Accounting conventions are the rules and regulations that are required to be followed by accountants while maintaining company accounts and carrying out financial transactions. These conventions have been followed for many years, and they are changed only if the need arises. Due to the changing ways of businesses and more competitive environment, they modifications have been made in them to increase the efficiency of the accounting practices.
Important Accounting Conventions
Among the accounting conventions, the one dealing with complete disclosure is the most important one. It makes it binding on accounting professionals, that they disclose all important data and statistics to investors, to make them fully aware of the financial performance of the company.
Active investors are largely dependent on the financial data provided to them, when making investment decisions. Hence, any wrong data disclosed can lead to a big loss to the investors. Therefore, disclosing the right details, at the right time is mandatory and a universally accepted principle or convention in accounting.

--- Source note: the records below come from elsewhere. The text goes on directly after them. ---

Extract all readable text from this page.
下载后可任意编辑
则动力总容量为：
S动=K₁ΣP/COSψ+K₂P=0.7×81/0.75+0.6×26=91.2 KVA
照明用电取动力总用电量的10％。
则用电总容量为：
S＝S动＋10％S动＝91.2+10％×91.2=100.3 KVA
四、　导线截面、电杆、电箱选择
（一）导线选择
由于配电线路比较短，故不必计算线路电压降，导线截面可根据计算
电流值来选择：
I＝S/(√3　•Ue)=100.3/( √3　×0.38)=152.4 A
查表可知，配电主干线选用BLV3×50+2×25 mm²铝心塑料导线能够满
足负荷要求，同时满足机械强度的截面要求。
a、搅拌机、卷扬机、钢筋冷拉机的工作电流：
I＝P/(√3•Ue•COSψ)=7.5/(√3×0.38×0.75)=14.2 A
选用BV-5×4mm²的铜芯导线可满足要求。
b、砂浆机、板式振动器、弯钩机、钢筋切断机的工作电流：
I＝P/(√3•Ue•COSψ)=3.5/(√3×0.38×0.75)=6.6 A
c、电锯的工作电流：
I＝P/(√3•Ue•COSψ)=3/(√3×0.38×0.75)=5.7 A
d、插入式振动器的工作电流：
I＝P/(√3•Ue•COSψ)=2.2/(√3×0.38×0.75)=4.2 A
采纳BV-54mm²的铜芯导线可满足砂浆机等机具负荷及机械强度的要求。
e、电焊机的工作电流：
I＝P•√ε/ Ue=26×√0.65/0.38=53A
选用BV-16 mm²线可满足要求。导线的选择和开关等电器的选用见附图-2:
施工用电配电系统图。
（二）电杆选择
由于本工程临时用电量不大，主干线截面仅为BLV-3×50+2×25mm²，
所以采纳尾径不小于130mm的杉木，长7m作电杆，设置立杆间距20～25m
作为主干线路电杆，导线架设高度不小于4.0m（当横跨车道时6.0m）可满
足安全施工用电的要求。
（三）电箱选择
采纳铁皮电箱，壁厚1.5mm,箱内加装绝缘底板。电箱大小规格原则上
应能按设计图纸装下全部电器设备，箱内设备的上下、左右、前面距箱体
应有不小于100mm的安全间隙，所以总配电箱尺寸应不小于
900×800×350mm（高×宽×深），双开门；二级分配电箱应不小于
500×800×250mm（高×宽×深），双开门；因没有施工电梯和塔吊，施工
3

The convention of consistency is also equally important, and needs to be studied by all people related to the field. Consistency is needed in all walks of human life and accounting is no exception for this. By maintaining a consistency in the way you value stock of a company, the way depreciation is calculated, and the way profitability and turnover growth is judged, the investors will find it easy to distinguish the profitable and financially strong companies from the non-performing ones. If entirely different parameters are used for judging the financial performance of the company every year, then it may lead to some sort of confusion in the minds of people and this can lead to wrong investor decisions. The consistency conventions however do not restrict the accountants from not using or introducing advanced or new methods and techniques of data presentation and calculations.
The next accounting convention is that of conservatism. This literally means that the accountant should play safe and take into consideration the factors which can pose a threat to the growth and earnings of a business. The business environment is challenging and companies have to tackle many financial and political situations. These can have a direct impact on the performance of the company. Hence, taking this into consideration is a must while preparing the accounting statements. These things need to be discounted from the earnings estimates calculated by the accountants.
The accounting convention of materiality is also the one which needs to be discussed. According to this convention, only those events and transactions which are highly important and have an effect on the overall business should be considered while preparing the statements. If the accountants go on including the insignificant or those items which are not that important, then it might be a wastage of time and diversion of attention from the main topic for the readers.
The convention of separate entity is also a major one in accounting. As per the meaning of this convention, the financial transactions of the owners or the promoters of a business are always considered to be different from those of the company. The convention of realization is useful in knowing the transactions that take place in an effective way.
These were the accounting conventions which you should be aware of to generate statements which are fully true and useful. These conventions can be a guiding light in increasing your accuracy in accounting practices.